Ex Sternberg 35 (28 October 2000), lot 458; Dr. Meyer-Coloniensis Collection (Münz Zentrum 64, 15 April 1988), lot 89.

Agrippina Junior(also called Agrippina II, Minor or the Younger) was the great- granddaughter of Augustus, daughter of the paragon Germanicus and his admirable wife Agrippina Senior, and sister to the Emperor Gaius “Caligula.” With bloodlines such as these it was only natural that she chose not to play the traditional Roman woman’s role of dutiful subordinate. Her grand-uncle Tiberius arranged her marriage at age 13 to Gnaeus Domitius Ahenobarbus, a Roman aristocrat who achieved the Consulship in AD 32. During her brother Caligula’s reign she was initially accorded high honors, including all the rights and privileges of the Vestal Virgins. During this period of favor she gave birth to a son, Lucius Domitius Ahenobarbus. After Drusilla’s death in June of AD 38, Caligula’s affection cooled for his surviving two sisters, and in 39 both were exiled to the Pontine Islands. Agrippina’s exile lasted until Caligula’s assassination in January of AD 41; he was succeeded by his pedantic old uncle Claudius, who allowed all exiles to return.
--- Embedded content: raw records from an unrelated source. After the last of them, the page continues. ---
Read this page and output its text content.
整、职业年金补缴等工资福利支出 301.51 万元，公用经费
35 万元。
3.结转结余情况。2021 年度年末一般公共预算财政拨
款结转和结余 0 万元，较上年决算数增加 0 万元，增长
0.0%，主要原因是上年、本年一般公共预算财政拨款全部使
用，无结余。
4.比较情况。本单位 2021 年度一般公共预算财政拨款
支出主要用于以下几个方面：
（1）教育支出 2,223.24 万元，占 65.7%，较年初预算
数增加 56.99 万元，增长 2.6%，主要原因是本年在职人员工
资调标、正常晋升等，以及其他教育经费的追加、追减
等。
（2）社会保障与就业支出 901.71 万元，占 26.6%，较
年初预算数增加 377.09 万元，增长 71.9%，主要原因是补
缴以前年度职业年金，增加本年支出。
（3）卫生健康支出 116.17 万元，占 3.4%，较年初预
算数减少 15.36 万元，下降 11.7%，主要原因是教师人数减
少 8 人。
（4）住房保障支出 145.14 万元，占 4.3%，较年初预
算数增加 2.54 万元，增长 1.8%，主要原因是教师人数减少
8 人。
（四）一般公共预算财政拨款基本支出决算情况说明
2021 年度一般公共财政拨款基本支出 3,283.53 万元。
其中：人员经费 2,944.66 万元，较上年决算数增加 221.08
Her husband having died in 40, Agrippina courted and married another wealthy aristocrat, Gaius Sallustius Passienus Crispus, who died in AD 47, leaving her available when Claudius found himself in need of a new wife after executing Messalina in AD 48. The inconvenient fact that such a marriage would be incestuous was patched over with hasty legislation, and the two were wed on New Year’s Day, AD 49. Once installed in the palace she eliminated all rivals for Claudius’ affections and thrust her son into the succession arrangements. She soon became the most powerful woman Rome had yet seen, and her enhanced position is reflected in the Roman coinage, including this impressive silver cistophorus struck in AD 51, in which her portrait is given equal prominence with her husband’s.